For most of my life I have not regretted decisions I have made. I feel that regret is a waste of time as I can't change the past and the future is what I should be concentrating on. Now for the first time in my life I am looking back and thinking what would my life be if I had taken the high road and not the low one. What would my life be if I had accepted one of the other men who proposed marriage to me? Would I be happier? Would I even be having a mid-life crisis?

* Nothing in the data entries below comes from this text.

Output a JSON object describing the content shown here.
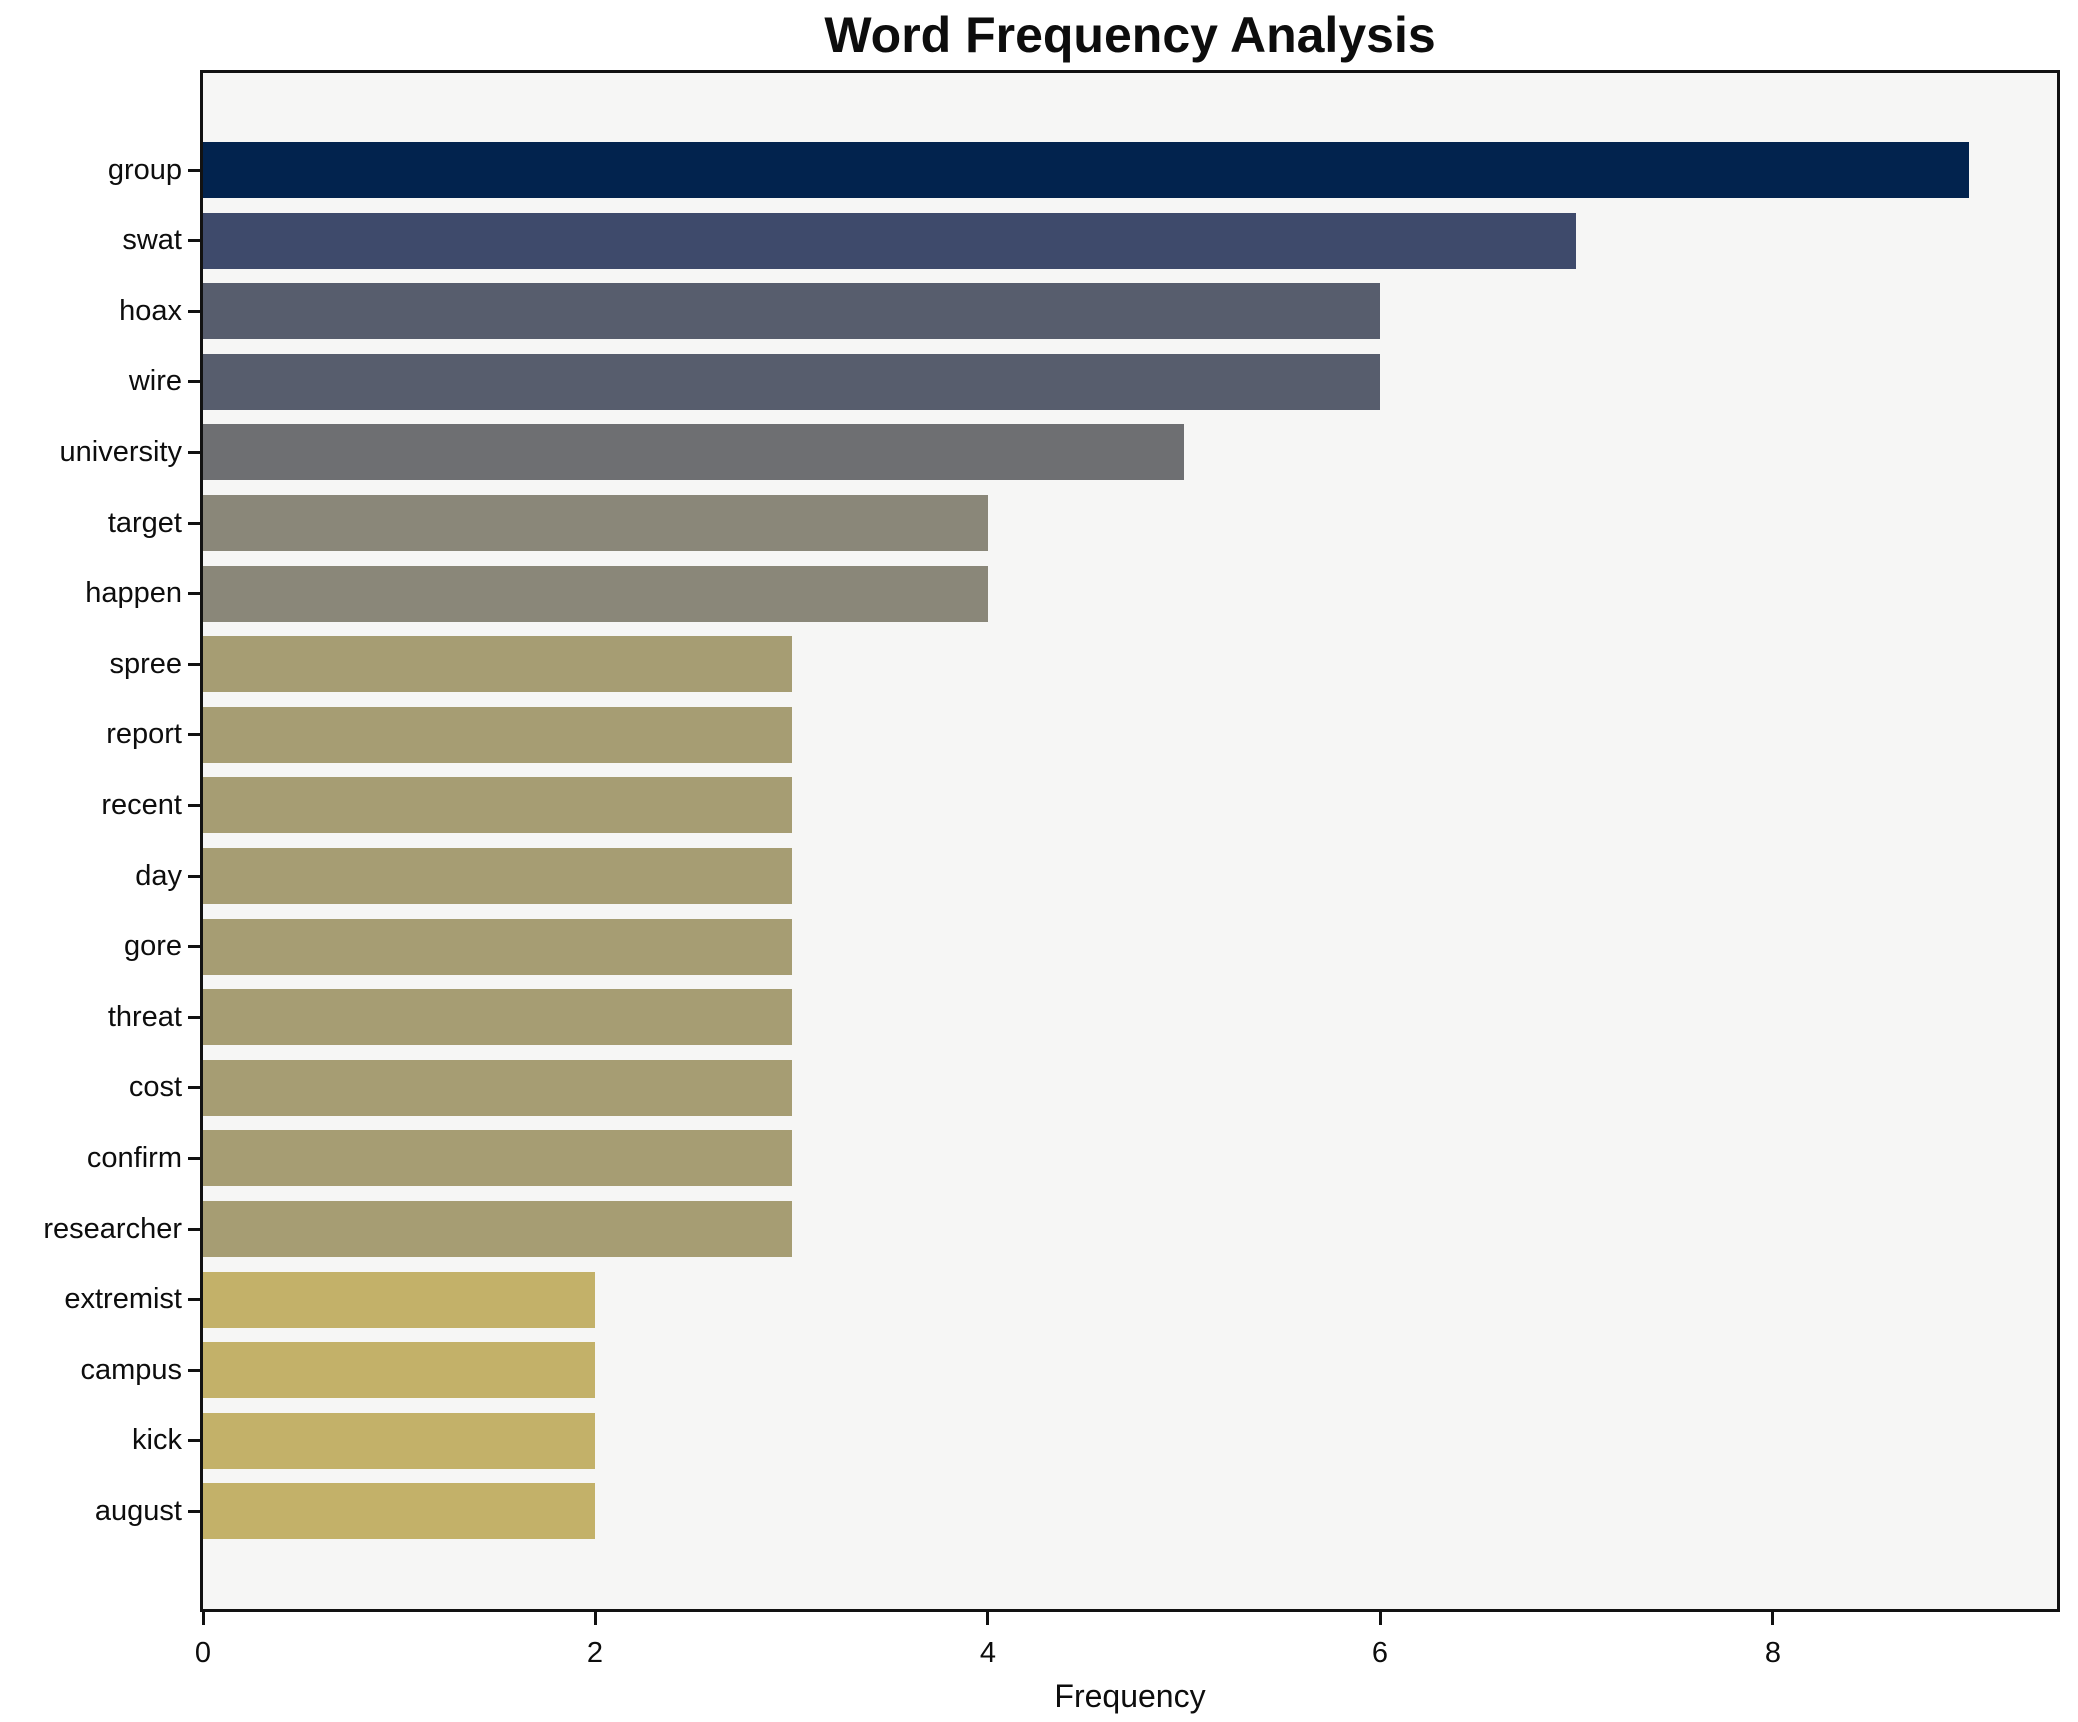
{
  "chart_data": {
    "type": "bar",
    "orientation": "horizontal",
    "title": "Word Frequency Analysis",
    "xlabel": "Frequency",
    "ylabel": "",
    "categories": [
      "group",
      "swat",
      "hoax",
      "wire",
      "university",
      "target",
      "happen",
      "spree",
      "report",
      "recent",
      "day",
      "gore",
      "threat",
      "cost",
      "confirm",
      "researcher",
      "extremist",
      "campus",
      "kick",
      "august"
    ],
    "values": [
      9,
      7,
      6,
      6,
      5,
      4,
      4,
      3,
      3,
      3,
      3,
      3,
      3,
      3,
      3,
      3,
      2,
      2,
      2,
      2
    ],
    "bar_colors": [
      "#02234e",
      "#3e4a6b",
      "#575d6d",
      "#575d6d",
      "#6e6f72",
      "#8a8779",
      "#8a8779",
      "#a69d73",
      "#a69d73",
      "#a69d73",
      "#a69d73",
      "#a69d73",
      "#a69d73",
      "#a69d73",
      "#a69d73",
      "#a69d73",
      "#c3b169",
      "#c3b169",
      "#c3b169",
      "#c3b169"
    ],
    "xlim": [
      0,
      9.45
    ],
    "x_ticks": [
      0,
      2,
      4,
      6,
      8
    ],
    "grid": false,
    "legend": false,
    "plot_bg": "#f6f6f5",
    "figure_bg": "#ffffff",
    "spine_color": "#121212",
    "text_color": "#0d0d0d"
  }
}
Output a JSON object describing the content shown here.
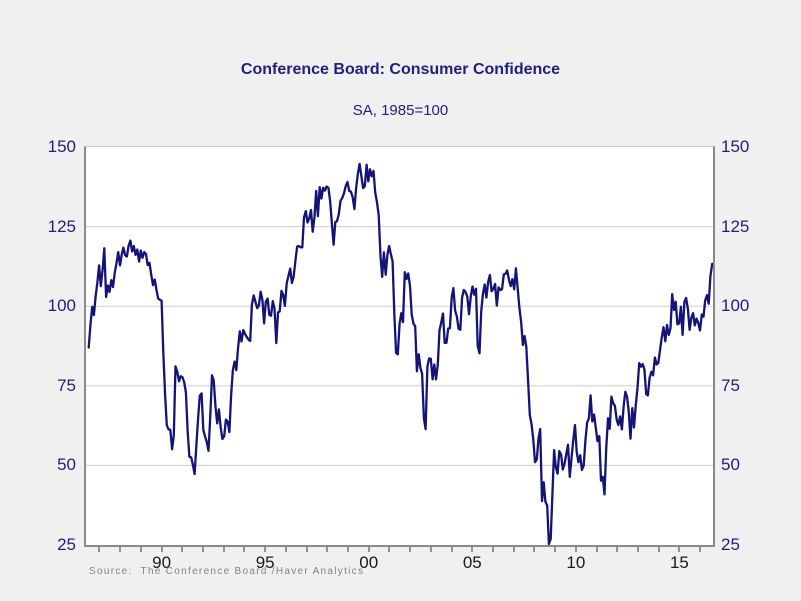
{
  "chart_data": {
    "type": "line",
    "title": "Conference Board: Consumer Confidence",
    "subtitle": "SA, 1985=100",
    "source": "Source:  The Conference Board /Haver Analytics",
    "legend": "none",
    "grid": "horizontal",
    "line_color": "#141478",
    "ylim": [
      25,
      150
    ],
    "y_ticks": [
      25,
      50,
      75,
      100,
      125,
      150
    ],
    "x_domain": [
      1986.35,
      2016.62
    ],
    "data_span": [
      1986.48,
      2016.58
    ],
    "x_minor_tick_step": 1,
    "x_tick_labels": [
      {
        "year": 1990,
        "label": "90"
      },
      {
        "year": 1995,
        "label": "95"
      },
      {
        "year": 2000,
        "label": "00"
      },
      {
        "year": 2005,
        "label": "05"
      },
      {
        "year": 2010,
        "label": "10"
      },
      {
        "year": 2015,
        "label": "15"
      }
    ],
    "series": [
      {
        "name": "Consumer Confidence Index (SA, 1985=100)",
        "frequency": "monthly",
        "start": "1987-01",
        "end": "2016-12",
        "values": [
          87.0,
          94.0,
          99.8,
          97.2,
          103.0,
          107.5,
          112.8,
          106.3,
          111.5,
          118.2,
          102.9,
          106.5,
          104.5,
          108.2,
          106.0,
          110.4,
          113.5,
          117.0,
          112.8,
          116.2,
          118.4,
          116.0,
          115.6,
          119.0,
          120.6,
          117.2,
          118.9,
          116.1,
          117.8,
          114.0,
          117.5,
          115.2,
          117.0,
          116.4,
          112.9,
          113.6,
          110.0,
          106.6,
          108.4,
          105.2,
          102.4,
          102.0,
          101.7,
          84.7,
          72.1,
          62.6,
          61.3,
          61.2,
          55.1,
          59.4,
          81.1,
          79.4,
          76.4,
          78.0,
          77.7,
          76.1,
          72.9,
          60.4,
          52.7,
          52.5,
          50.2,
          47.3,
          56.5,
          64.8,
          71.9,
          72.6,
          61.2,
          59.0,
          57.3,
          54.6,
          65.6,
          78.3,
          76.7,
          68.5,
          63.2,
          67.6,
          61.9,
          58.3,
          59.2,
          64.4,
          63.8,
          60.5,
          71.9,
          79.8,
          82.6,
          79.9,
          86.7,
          92.1,
          88.9,
          92.5,
          91.3,
          90.4,
          89.5,
          89.1,
          100.4,
          103.4,
          101.4,
          99.4,
          100.2,
          104.6,
          102.0,
          94.6,
          101.4,
          102.4,
          97.3,
          97.0,
          101.6,
          99.2,
          88.4,
          98.0,
          98.4,
          104.8,
          103.5,
          100.1,
          107.2,
          109.5,
          111.8,
          107.3,
          109.2,
          114.2,
          118.7,
          118.9,
          118.5,
          118.5,
          127.9,
          129.9,
          126.3,
          127.6,
          130.2,
          123.4,
          128.1,
          136.2,
          128.3,
          137.4,
          133.8,
          137.2,
          136.3,
          137.6,
          137.2,
          133.1,
          126.4,
          119.3,
          126.4,
          126.7,
          128.9,
          133.1,
          134.0,
          135.5,
          137.7,
          139.0,
          136.2,
          136.0,
          134.2,
          130.5,
          137.0,
          141.7,
          144.7,
          140.8,
          137.1,
          137.7,
          144.4,
          139.2,
          143.0,
          140.8,
          142.5,
          135.8,
          132.6,
          128.6,
          115.7,
          109.2,
          116.9,
          109.9,
          116.1,
          118.9,
          116.3,
          114.0,
          97.0,
          85.3,
          84.9,
          94.6,
          97.8,
          95.0,
          110.7,
          108.5,
          110.3,
          106.3,
          97.4,
          94.5,
          93.7,
          79.6,
          84.9,
          80.7,
          78.8,
          64.8,
          61.4,
          81.0,
          83.6,
          83.5,
          77.0,
          81.7,
          77.0,
          81.7,
          92.5,
          94.8,
          97.7,
          88.5,
          88.5,
          93.0,
          93.1,
          102.8,
          105.7,
          98.7,
          96.7,
          92.9,
          92.6,
          102.7,
          105.1,
          104.4,
          103.0,
          97.5,
          103.1,
          106.2,
          103.6,
          105.5,
          87.5,
          85.2,
          98.3,
          103.8,
          106.8,
          102.7,
          107.5,
          109.8,
          104.7,
          105.4,
          107.0,
          100.2,
          105.9,
          105.1,
          105.3,
          110.0,
          110.2,
          111.2,
          108.2,
          106.3,
          108.5,
          105.3,
          111.9,
          105.6,
          99.5,
          95.2,
          87.8,
          90.6,
          87.3,
          76.4,
          65.9,
          62.8,
          58.1,
          51.0,
          51.9,
          58.5,
          61.4,
          38.8,
          44.7,
          38.6,
          37.4,
          25.3,
          26.9,
          40.8,
          54.8,
          49.3,
          47.4,
          54.5,
          53.4,
          48.7,
          50.6,
          53.6,
          56.5,
          46.4,
          52.3,
          57.7,
          62.7,
          54.3,
          51.0,
          53.2,
          48.6,
          49.9,
          57.8,
          63.4,
          64.8,
          72.0,
          63.8,
          66.0,
          61.7,
          57.6,
          59.2,
          45.2,
          46.4,
          40.9,
          55.2,
          64.8,
          61.5,
          71.6,
          69.5,
          68.7,
          64.4,
          62.7,
          65.4,
          61.3,
          68.4,
          73.1,
          71.5,
          66.7,
          58.4,
          68.0,
          61.9,
          69.0,
          74.3,
          82.1,
          81.0,
          81.8,
          80.2,
          72.4,
          72.0,
          77.5,
          79.4,
          78.3,
          83.9,
          81.7,
          82.2,
          86.4,
          90.3,
          93.4,
          89.0,
          94.1,
          91.0,
          93.1,
          103.8,
          98.8,
          101.4,
          94.3,
          94.6,
          99.8,
          91.0,
          101.3,
          102.6,
          99.1,
          92.6,
          96.3,
          97.8,
          94.0,
          96.1,
          94.7,
          92.4,
          97.4,
          96.7,
          101.8,
          103.5,
          100.8,
          109.4,
          113.3
        ]
      }
    ],
    "colors": {
      "background": "#f0f0f1",
      "plot_background": "#ffffff",
      "spine": "#8a8a8a",
      "grid": "#cdcdcd",
      "navy_text": "#20207e",
      "x_label_text": "#1a1a1a",
      "source_text": "#848484"
    }
  }
}
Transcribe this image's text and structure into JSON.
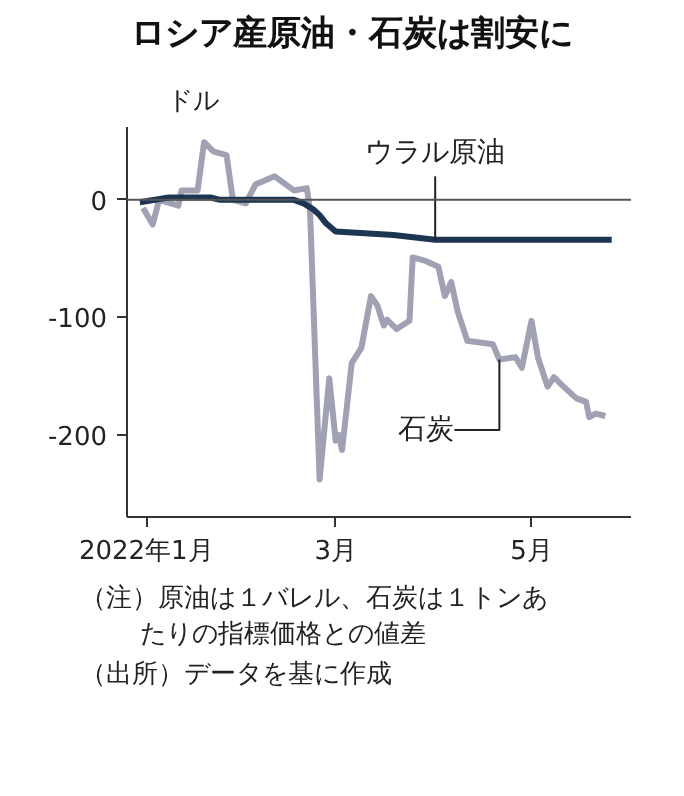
{
  "chart_data": {
    "type": "line",
    "title": "ロシア産原油・石炭は割安に",
    "ylabel": "ドル",
    "xlim": [
      "2021-12-26",
      "2022-06-01"
    ],
    "xticks": [
      {
        "value": "2022-01-01",
        "label": "2022年1月"
      },
      {
        "value": "2022-03-01",
        "label": "3月"
      },
      {
        "value": "2022-05-01",
        "label": "5月"
      }
    ],
    "ylim": [
      -270,
      62
    ],
    "yticks": [
      0,
      -100,
      -200
    ],
    "grid": false,
    "line_style": "solid",
    "marker": "none",
    "ref_lines": [
      {
        "axis": "y",
        "value": 0,
        "color": "#555555"
      }
    ],
    "series": [
      {
        "name": "石炭",
        "color": "#a0a2b4",
        "x": [
          "2021-12-31",
          "2022-01-03",
          "2022-01-05",
          "2022-01-11",
          "2022-01-12",
          "2022-01-17",
          "2022-01-19",
          "2022-01-22",
          "2022-01-26",
          "2022-01-28",
          "2022-02-01",
          "2022-02-04",
          "2022-02-10",
          "2022-02-16",
          "2022-02-20",
          "2022-02-21",
          "2022-02-24",
          "2022-02-27",
          "2022-03-01",
          "2022-03-02",
          "2022-03-03",
          "2022-03-06",
          "2022-03-09",
          "2022-03-12",
          "2022-03-14",
          "2022-03-16",
          "2022-03-17",
          "2022-03-20",
          "2022-03-24",
          "2022-03-25",
          "2022-03-29",
          "2022-04-02",
          "2022-04-04",
          "2022-04-06",
          "2022-04-08",
          "2022-04-11",
          "2022-04-19",
          "2022-04-21",
          "2022-04-26",
          "2022-04-28",
          "2022-05-01",
          "2022-05-03",
          "2022-05-06",
          "2022-05-08",
          "2022-05-11",
          "2022-05-15",
          "2022-05-18",
          "2022-05-19",
          "2022-05-21",
          "2022-05-24"
        ],
        "values": [
          -7,
          -21,
          0,
          -5,
          8,
          8,
          49,
          41,
          38,
          0,
          -3,
          13,
          20,
          8,
          10,
          -8,
          -238,
          -152,
          -205,
          -200,
          -213,
          -139,
          -126,
          -82,
          -90,
          -107,
          -102,
          -110,
          -103,
          -49,
          -52,
          -57,
          -82,
          -70,
          -95,
          -120,
          -123,
          -136,
          -134,
          -143,
          -103,
          -134,
          -159,
          -151,
          -159,
          -169,
          -172,
          -185,
          -182,
          -184
        ]
      },
      {
        "name": "ウラル原油",
        "color": "#1c3553",
        "x": [
          "2021-12-30",
          "2022-01-08",
          "2022-01-21",
          "2022-01-24",
          "2022-02-16",
          "2022-02-19",
          "2022-02-22",
          "2022-02-24",
          "2022-02-26",
          "2022-03-01",
          "2022-03-19",
          "2022-04-01",
          "2022-05-26"
        ],
        "values": [
          -2,
          2,
          2,
          0,
          0,
          -3,
          -8,
          -13,
          -20,
          -27,
          -30,
          -34,
          -34
        ]
      }
    ],
    "annotations": [
      "（注）原油は１バレル、石炭は１トンあたりの指標価格との値差",
      "（出所）データを基に作成"
    ]
  }
}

I actually like to think that I am having multiply lives where every major decision I have made there is another me living the life I would have had if I had made the other decision. Oh yah I watch Star Trek. So I have a me who is rich, a me who is famous, one with children, one who is with her first boyfriend, one who is fat and one who is single. I even have a me who has won the lottery.
So maybe I should be grateful that I am the me who has a great husband,
friends and family and not the fat or single me. OK I have figured out why we think women don't have a mid-life crisis. It is because they multitask and get on with their life as well as having their mid-life crisis, unlike men who as we all know can only do one thing at a time. So of course no one notices our and we all see theirs. Men don't you just love them. So my mid-life crisis is over, along with the laundry, ironing and shopping for dinner. Enjoy yours in your lunch break.